The possibility of a repetition of such events on European exchanges is being actively discussed. But this is hardly possible. First of all, it should be noted that trading in the most important Brent variety for the world market is arranged differently. Brent paper trading is based on non-deliverable financial instruments, that is, unlike WTI, the European benchmark does not imply a physical transfer of oil, therefore it is easier to transfer positions to the next month. Secondly, North Sea Brent and all its components (Forties, Oseberg, Ekofisk and Troll) are focused on coastal infrastructure, the probability of “clogging" which before loading oil into tankers is significantly lower than in the case of Cushing. Nevertheless, the threat of a fall in the Brent benchmark grade below $ 15 per barrel remains real.

The precedent with negative US prices is a powerful signal to OPEC + countries. An agreement signed with such labor to reduce production by 9.7 million barrels per day is not able to balance the catastrophic drop in demand unfolding before our eyes, which, according to analysts, will only reach 28-30 million barrels per day in April. It was not necessary to cut back production from May 1, but much earlier, and much stronger than anticipated. The need to take such harsh measures will lead to even greater confrontation within the OPEC + framework; the states that depend on oil revenues and do not have sufficient financial reserves to cover current budgetary needs may become opponents of the reduction.

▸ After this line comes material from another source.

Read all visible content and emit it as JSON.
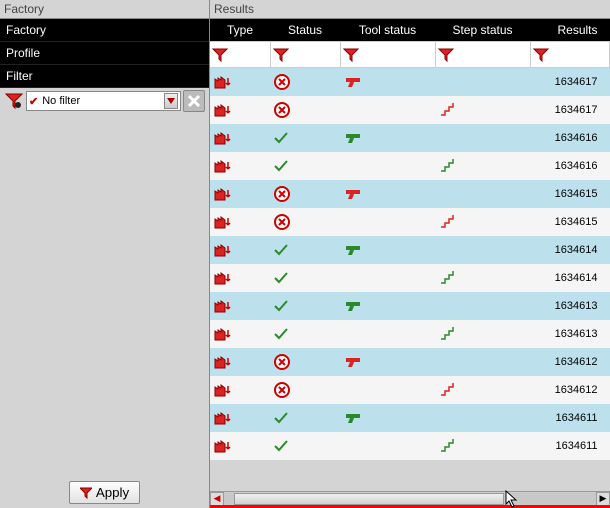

Separately, mention should be made of Russia, where the oil infrastructure is somewhat similar to the American one. Russian oil industry workers face similar problems: the vast majority of fields are concentrated away from ports and even processing centers. The availability of sufficient capacity for oil storage will play a key role in how successfully Russia will cope with the demand crisis in the next few months. But the authorities should not lose sight of the fact that, unlike American shale deposits, freezing production, for example in Western Siberia, will then require significantly more time and money to restart.